The progress bar started once more. This time, the red warning did not appear. The curves on the monitoring panel were as steady as a straight line. Average response time: 135 ms, barely inside the safety line. Error rate: 0.0008 percent.

Lin Chen pressed save and closed the laptop. He leaned back in the chair and shut his eyes. Outside the window, the sky had begun to pale; gray-blue morning light passed through the glass, fell across the desktop, and illuminated scattered draft papers and empty coffee cans. The office was quiet, with only the low hum of the server fans.

"Package the script and generate the deployment document." He opened his eyes, his voice hoarse. "Send it to the information department before eleven. Have them deploy it to the test network segment in advance."

Su Man answered and began working. Her movements were crisp, without a wasted word. They had cooperated for too long; their tacit understanding had become instinct.

Lin Chen stood and walked to the window. When his left leg touched the floor, it suddenly softened, and he had to grip the windowsill to steady himself. A sharp stab came from his kneecap. He clenched his teeth and slowly straightened. The glass reflected his face: sunken eyes, messy stubble, but a very calm gaze.

His phone vibrated. It was a reply from Director Li of the hospital's information department: Script received. The third-party security company arrived early. They'll enter the site at 10:30. Get ready.

Lin Chen stared at the screen. Ten-thirty. An hour and a half earlier than planned.

He turned and looked at Su Man, who was organizing the documents. "They're entering early."

Su Man's hands paused for an instant, then resumed. "The document will be exported right away. I'll go to the server room and connect the cable."

"No need." Lin Chen returned to the desk, unplugged the portable hard drive, and slipped it into his jacket pocket. "A penetration test doesn't only look at scripts. It looks at on-site response. You stay in the office and watch the logs. I'll go to the server room."

He picked up his backpack and slid the laptop inside. The moment the strap tightened on his shoulder, the pain in his left foot became clear again. But he did not pause. He pulled open the door and stepped into the corridor.

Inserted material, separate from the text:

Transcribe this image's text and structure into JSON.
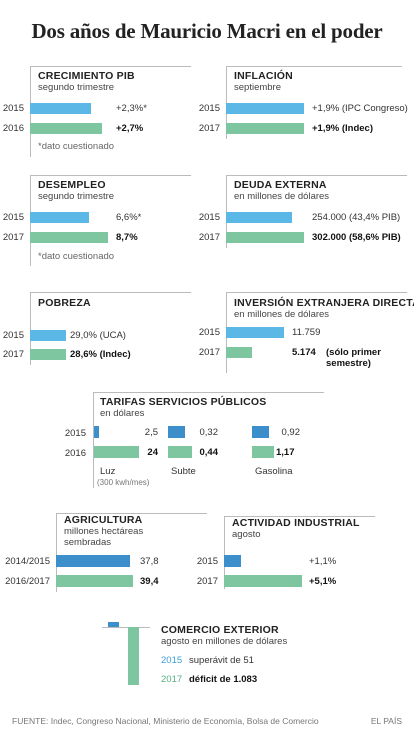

The voice-activated lights in the hallway came on one by one with his footsteps. The light was stark white, falling on the fire-safety signs along the wall. Lin Chen walked slowly, but every step landed solidly. He knew the real test was not in the code, but in the hands of those people with scrutinizing eyes, scanning tools, and a finger ready at any moment to press the termination key.

The elevator doors opened. He stepped inside and pressed the button for Basement Level Two. The metal doors slowly closed, reflecting his calm profile.

The hard drive in his pocket pressed against his thigh, cold and heavy. Ten-thirty. The countdown had begun.